Personal information
- Nationality: American
- Born: July 9, 1972 (age 54) Washington, D.C., U.S.

Sport
- Sport: Running
- Event: Sprints
- College team: Georgia Tech Yellow Jackets

Achievements and titles
- Personal best: 400 m: 44.13 (Eugene 1995)

Medal record
Men's athletics
Representing the United States
Olympic Games
| Gold medal – first place | 1996 Atlanta | 4 × 400 m relay |
World Championships
| Gold medal – first place | 1995 Gothenburg | 4 × 400 m relay |
World Junior Championships
| Gold medal – first place | 1990 Plovdiv | 4 × 400 m relay |

= Derek Mills =

American sprinter

Derek Mills (born July 9, 1972) is an American former sprinter. He was a 1996 Olympic Games gold medalist in the men's 4 × 400 meter relay for the United States. He has a career best of 44.13 in the 400 m. After going to college at Georgia Tech in Atlanta and winning the 1994 NCAA Championship in the 400 m at Boise, Idaho, Mills ran to a #2 World Ranking behind Michael Johnson—breaking 45.00 seven times that year.

A native of Washington, D.C., Mills attended DeMatha Catholic High School in Hyattsville, Maryland.

Mills received his juris doctor from Tulane University Law School and his MBA from the Freeman School of Business at Tulane University in 2006. He is currently an assistant track and field coach at Tulane University in New Orleans, Louisiana.
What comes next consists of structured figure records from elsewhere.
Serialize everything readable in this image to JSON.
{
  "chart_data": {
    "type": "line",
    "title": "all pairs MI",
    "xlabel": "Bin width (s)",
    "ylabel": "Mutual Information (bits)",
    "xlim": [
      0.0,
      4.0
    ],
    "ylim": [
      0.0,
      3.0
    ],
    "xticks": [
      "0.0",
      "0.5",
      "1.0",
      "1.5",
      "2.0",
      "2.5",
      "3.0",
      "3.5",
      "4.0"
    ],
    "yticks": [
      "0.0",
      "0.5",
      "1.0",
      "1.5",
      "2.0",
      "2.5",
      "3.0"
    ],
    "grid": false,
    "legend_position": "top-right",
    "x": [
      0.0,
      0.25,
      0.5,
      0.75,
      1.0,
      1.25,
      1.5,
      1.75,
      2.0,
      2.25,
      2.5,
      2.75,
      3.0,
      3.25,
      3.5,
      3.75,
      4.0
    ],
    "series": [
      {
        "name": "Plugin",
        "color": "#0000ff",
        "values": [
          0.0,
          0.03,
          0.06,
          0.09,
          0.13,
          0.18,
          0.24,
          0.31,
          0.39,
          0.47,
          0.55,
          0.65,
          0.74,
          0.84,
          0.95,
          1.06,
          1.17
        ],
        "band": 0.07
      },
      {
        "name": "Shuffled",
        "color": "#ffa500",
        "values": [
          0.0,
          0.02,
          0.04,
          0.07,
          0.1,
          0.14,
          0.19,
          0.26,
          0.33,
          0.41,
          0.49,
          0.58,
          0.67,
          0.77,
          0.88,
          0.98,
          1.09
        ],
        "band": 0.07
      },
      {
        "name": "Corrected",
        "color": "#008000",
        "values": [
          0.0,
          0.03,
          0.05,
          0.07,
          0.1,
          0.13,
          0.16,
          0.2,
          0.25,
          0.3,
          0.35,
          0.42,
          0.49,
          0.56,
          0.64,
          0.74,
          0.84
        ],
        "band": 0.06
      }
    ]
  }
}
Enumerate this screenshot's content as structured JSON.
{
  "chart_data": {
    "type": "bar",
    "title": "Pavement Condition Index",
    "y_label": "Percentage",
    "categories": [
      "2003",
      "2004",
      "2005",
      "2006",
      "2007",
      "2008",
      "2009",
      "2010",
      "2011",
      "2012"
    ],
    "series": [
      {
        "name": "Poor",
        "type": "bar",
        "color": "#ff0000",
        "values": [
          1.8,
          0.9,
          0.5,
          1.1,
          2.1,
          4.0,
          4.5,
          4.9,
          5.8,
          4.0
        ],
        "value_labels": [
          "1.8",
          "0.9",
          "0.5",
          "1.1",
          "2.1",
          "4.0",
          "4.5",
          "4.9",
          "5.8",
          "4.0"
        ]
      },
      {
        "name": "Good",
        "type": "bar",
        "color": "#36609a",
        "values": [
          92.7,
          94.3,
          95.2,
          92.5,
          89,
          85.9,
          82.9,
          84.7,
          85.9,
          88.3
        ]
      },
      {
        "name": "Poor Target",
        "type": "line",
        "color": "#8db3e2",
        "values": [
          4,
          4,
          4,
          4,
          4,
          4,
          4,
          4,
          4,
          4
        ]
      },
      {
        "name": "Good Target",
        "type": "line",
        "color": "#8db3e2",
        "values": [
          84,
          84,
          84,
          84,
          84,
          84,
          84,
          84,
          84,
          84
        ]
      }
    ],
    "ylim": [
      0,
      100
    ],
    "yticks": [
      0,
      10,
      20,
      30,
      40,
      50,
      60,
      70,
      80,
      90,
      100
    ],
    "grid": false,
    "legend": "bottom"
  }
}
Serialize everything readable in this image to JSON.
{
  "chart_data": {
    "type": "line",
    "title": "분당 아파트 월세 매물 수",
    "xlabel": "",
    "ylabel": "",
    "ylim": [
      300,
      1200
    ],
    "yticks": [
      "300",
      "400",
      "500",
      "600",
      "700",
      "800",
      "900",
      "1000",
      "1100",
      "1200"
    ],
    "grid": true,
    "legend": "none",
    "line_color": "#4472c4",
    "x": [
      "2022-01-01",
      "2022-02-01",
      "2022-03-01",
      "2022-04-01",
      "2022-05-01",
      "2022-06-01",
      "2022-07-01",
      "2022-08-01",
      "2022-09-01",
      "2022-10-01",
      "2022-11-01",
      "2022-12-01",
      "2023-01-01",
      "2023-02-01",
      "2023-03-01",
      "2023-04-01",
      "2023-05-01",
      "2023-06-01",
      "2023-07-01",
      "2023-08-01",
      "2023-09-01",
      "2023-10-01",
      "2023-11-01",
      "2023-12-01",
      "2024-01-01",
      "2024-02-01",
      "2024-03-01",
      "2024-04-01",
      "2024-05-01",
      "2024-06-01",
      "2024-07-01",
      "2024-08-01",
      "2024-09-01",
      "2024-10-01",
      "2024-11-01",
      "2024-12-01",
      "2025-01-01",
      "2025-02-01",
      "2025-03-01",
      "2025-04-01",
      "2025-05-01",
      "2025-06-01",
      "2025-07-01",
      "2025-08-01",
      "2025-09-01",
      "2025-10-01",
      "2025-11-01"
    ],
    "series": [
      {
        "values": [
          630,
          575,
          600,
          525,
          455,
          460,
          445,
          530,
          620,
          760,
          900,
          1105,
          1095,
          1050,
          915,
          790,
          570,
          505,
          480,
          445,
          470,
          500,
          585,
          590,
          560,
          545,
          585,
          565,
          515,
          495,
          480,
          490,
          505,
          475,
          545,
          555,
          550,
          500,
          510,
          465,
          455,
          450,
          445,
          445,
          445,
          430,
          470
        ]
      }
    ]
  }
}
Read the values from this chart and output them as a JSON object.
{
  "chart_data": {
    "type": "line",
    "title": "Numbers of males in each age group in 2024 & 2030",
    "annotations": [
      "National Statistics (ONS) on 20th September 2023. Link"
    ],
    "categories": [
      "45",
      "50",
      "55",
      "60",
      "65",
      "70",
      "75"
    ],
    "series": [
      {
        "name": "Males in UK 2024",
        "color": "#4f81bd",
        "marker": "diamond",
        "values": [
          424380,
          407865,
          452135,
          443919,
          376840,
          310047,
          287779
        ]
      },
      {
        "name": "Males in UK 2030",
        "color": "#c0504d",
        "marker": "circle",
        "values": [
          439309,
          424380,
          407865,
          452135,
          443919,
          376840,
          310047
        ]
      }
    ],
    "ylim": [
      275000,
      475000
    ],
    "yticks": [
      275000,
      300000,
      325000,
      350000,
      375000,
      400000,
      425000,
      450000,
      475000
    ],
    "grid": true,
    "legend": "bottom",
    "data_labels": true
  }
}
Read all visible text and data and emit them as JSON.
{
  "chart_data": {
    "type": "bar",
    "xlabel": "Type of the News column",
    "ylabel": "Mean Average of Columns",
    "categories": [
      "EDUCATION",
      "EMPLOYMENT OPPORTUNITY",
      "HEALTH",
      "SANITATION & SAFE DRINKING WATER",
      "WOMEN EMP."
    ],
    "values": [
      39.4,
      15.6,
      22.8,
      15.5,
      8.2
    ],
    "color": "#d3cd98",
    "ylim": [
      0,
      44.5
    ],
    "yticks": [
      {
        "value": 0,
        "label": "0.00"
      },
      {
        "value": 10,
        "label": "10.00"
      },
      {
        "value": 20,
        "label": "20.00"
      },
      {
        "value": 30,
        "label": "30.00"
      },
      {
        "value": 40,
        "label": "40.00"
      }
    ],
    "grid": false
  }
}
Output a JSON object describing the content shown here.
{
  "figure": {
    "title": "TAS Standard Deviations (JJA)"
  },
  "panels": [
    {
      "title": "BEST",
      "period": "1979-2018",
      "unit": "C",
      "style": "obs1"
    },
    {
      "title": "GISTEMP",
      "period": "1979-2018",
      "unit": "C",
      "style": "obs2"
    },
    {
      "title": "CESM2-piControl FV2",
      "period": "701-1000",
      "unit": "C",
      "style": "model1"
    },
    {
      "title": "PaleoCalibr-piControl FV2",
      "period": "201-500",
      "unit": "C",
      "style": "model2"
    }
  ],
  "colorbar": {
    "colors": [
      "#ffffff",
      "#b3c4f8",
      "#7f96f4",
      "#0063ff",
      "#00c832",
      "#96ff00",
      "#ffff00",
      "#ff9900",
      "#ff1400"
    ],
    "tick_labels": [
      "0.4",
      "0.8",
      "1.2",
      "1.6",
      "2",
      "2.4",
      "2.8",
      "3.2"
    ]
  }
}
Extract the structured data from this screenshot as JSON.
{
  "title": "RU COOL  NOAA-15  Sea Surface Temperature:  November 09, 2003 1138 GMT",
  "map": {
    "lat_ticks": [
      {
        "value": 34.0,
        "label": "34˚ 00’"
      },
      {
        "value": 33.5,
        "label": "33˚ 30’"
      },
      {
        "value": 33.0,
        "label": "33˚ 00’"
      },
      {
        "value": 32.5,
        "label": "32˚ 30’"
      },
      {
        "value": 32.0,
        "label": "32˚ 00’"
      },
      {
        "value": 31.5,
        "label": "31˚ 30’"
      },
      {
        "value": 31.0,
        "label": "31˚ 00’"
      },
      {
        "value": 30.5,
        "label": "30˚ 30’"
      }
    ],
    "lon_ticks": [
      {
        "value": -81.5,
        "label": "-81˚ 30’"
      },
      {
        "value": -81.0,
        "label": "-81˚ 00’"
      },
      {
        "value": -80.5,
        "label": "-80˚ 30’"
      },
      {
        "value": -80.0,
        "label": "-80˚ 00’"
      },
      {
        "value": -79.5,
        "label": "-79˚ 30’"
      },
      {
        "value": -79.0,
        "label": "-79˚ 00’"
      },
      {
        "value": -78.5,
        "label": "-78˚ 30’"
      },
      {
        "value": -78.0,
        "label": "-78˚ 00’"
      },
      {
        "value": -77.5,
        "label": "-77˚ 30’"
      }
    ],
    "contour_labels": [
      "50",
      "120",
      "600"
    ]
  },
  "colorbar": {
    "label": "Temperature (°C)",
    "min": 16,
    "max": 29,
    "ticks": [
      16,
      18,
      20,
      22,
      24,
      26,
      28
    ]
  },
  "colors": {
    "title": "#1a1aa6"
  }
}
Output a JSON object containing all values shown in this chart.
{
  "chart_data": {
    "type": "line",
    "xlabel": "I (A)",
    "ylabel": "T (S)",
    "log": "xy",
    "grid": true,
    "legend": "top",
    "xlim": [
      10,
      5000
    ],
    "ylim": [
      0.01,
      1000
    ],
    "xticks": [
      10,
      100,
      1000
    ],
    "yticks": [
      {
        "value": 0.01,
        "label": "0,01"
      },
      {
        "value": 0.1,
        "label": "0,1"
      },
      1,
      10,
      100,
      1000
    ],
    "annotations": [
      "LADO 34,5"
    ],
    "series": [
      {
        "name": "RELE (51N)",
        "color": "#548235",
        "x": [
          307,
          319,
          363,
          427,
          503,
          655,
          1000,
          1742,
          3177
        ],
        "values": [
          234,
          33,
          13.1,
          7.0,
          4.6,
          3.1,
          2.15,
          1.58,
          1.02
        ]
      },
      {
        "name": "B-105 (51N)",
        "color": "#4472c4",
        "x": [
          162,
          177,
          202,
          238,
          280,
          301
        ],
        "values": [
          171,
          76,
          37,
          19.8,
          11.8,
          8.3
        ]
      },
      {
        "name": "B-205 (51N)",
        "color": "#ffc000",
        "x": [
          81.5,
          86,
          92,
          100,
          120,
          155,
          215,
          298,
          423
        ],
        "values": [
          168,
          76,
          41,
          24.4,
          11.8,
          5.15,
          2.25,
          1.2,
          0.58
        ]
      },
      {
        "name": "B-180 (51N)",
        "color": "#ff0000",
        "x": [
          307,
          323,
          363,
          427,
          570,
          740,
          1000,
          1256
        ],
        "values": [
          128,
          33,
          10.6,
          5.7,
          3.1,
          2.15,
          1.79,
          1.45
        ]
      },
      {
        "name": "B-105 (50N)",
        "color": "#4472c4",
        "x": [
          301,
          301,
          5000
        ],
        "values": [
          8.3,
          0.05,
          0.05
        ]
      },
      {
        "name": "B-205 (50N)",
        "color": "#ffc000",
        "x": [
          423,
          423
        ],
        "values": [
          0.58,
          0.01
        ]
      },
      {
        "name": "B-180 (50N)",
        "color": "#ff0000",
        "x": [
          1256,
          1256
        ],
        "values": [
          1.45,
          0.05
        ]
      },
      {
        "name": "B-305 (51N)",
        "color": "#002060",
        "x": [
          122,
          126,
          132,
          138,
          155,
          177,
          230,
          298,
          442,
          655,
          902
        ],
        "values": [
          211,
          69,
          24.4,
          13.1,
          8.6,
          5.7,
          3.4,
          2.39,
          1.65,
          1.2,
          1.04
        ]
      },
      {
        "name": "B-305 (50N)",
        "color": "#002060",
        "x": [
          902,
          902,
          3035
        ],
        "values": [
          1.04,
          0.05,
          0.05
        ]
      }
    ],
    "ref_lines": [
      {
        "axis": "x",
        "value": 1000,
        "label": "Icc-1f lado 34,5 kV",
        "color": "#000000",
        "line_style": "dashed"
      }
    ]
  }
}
Mills is the step-father of National Football League player Odell Beckham Jr. He was previously engaged to Heather Van Norman, Beckham's mother. Who earned six-time NCAA All-American honors in Track & Field while at Louisiana State University and a long-time collegiate track coach. They have a child together named Jasmyne. He does have roots in North Carolina. He grew up visiting his third cousins on Camp Branch, Dave, Daryl, Kelly and DeWayne.